His sceptre was the summer wind,
His subjects, soil and stem,
His kingdom vast as meadow stretched,
Yet all belonged to them.
He asked no tribute, claimed no praise,
Sought neither gold nor fame,
He only offered weary souls
A place to rest, reclaim.
And when I left his gentle care,
Made whole where I was torn,
He faded back into the grass,
As if he’d not been born.
But I remember still his eyes,
Deep green as forest pool,
The quiet strength of growing things,
The mercy of his rule.
May all who lead take note of him,
Who serves and does not take,
Who bends like reed but never breaks,
Who heals for healing’s sake.
Recorded with gratitude by Corwin Ashfeld, who owes his life to grass and guardian both
Author’s Note:
Thank you for reading this Character Spotlight on Mela, leader of the Pogonariel. If you’d like to journey deeper into how the Pogonariel fit within the unfolding story of MirMarnia, I invite you to consider a paid subscription. Subscribers receive early access to Tuesday chapters as they appear, along with Sanctuary Treasures - interactive posts of lore, recipes, and rituals - every other Saturday.
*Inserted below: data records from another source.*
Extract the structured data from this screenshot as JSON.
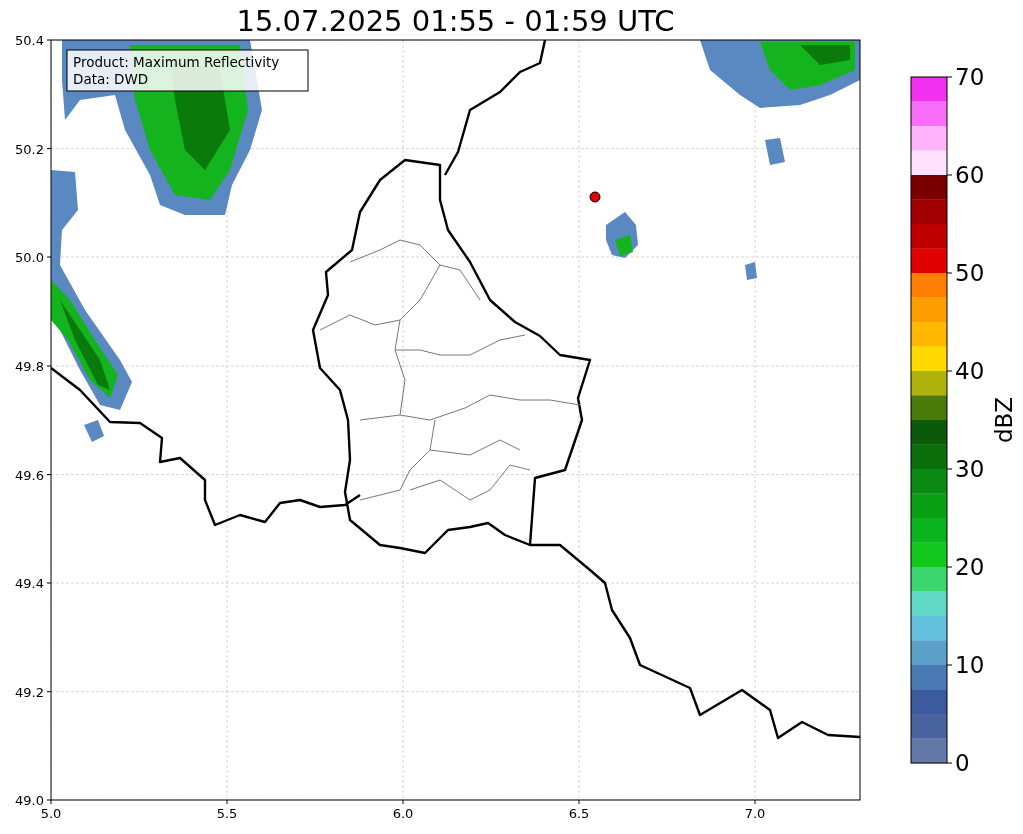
{
  "title": "15.07.2025 01:55 - 01:59 UTC",
  "info_box": {
    "lines": [
      "Product: Maximum Reflectivity",
      "Data: DWD"
    ]
  },
  "x_ticks": [
    "5.0",
    "5.5",
    "6.0",
    "6.5",
    "7.0"
  ],
  "y_ticks": [
    "50.4",
    "50.2",
    "50.0",
    "49.8",
    "49.6",
    "49.4",
    "49.2",
    "49.0"
  ],
  "colorbar": {
    "label": "dBZ",
    "ticks": [
      "70",
      "60",
      "50",
      "40",
      "30",
      "20",
      "10",
      "0"
    ],
    "segments": [
      {
        "color": "#f032f0"
      },
      {
        "color": "#f96ef8"
      },
      {
        "color": "#ffb3fb"
      },
      {
        "color": "#ffe0fd"
      },
      {
        "color": "#7a0000"
      },
      {
        "color": "#a00000"
      },
      {
        "color": "#c00000"
      },
      {
        "color": "#e00000"
      },
      {
        "color": "#ff7f00"
      },
      {
        "color": "#ff9e00"
      },
      {
        "color": "#ffb800"
      },
      {
        "color": "#ffd800"
      },
      {
        "color": "#aeb20a"
      },
      {
        "color": "#4a7a0a"
      },
      {
        "color": "#0a5a0a"
      },
      {
        "color": "#0a6e0a"
      },
      {
        "color": "#0a8a14"
      },
      {
        "color": "#0aa014"
      },
      {
        "color": "#0ab41e"
      },
      {
        "color": "#14c81e"
      },
      {
        "color": "#3cd66e"
      },
      {
        "color": "#5fd8c8"
      },
      {
        "color": "#64c0dc"
      },
      {
        "color": "#5aa0c8"
      },
      {
        "color": "#4a7ab4"
      },
      {
        "color": "#3c5aa0"
      },
      {
        "color": "#4a64a0"
      },
      {
        "color": "#6478a8"
      }
    ]
  }
}
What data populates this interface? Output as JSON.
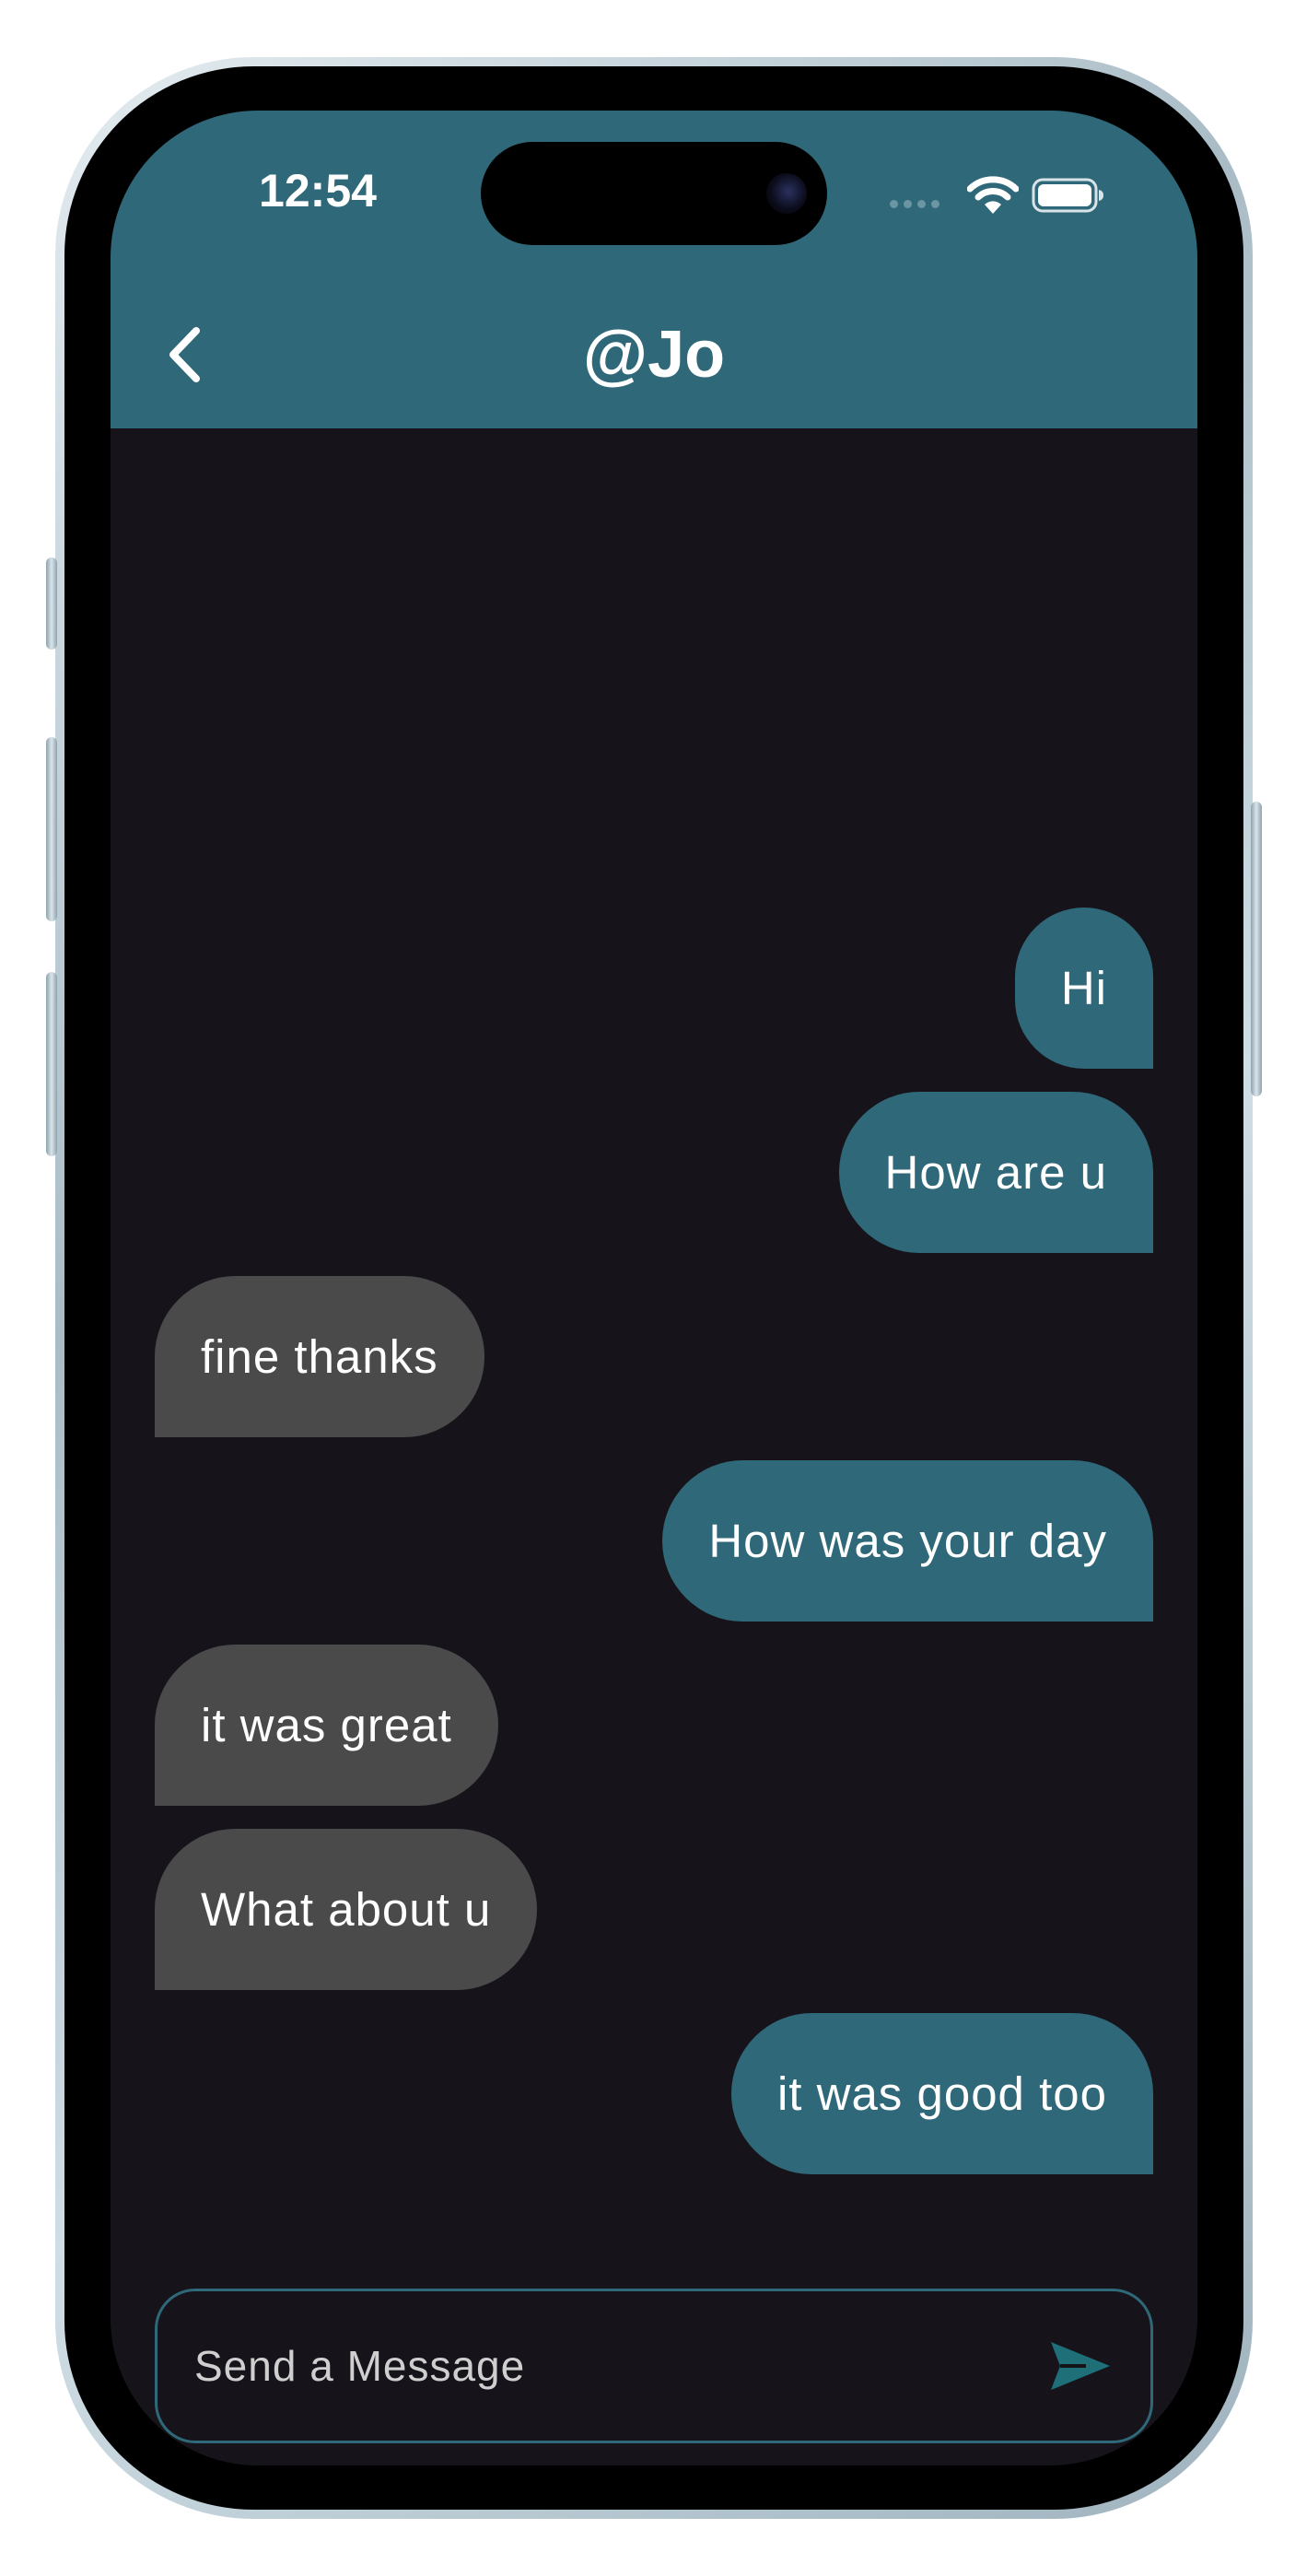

I named Mela after a childhood memory: growing up in Wales, I was often unwell with asthma, and I remember my doctor being called, Dr. Mela. Perhaps not the same spelling, but his kindness left a lasting impression, and I think that gratitude found its way into my story.
For this post, as with my chapter and lore segment this week, I’ve deliberately chosen to use my coloured pencil illustration repeatedly as a sort of doorway, trusting that the ethereal magic of the Pogonariel will expand far beyond any drawing - living most vividly in the imagination of each reader, where their presence can be shaped and enhanced in ways no fixed image could contain.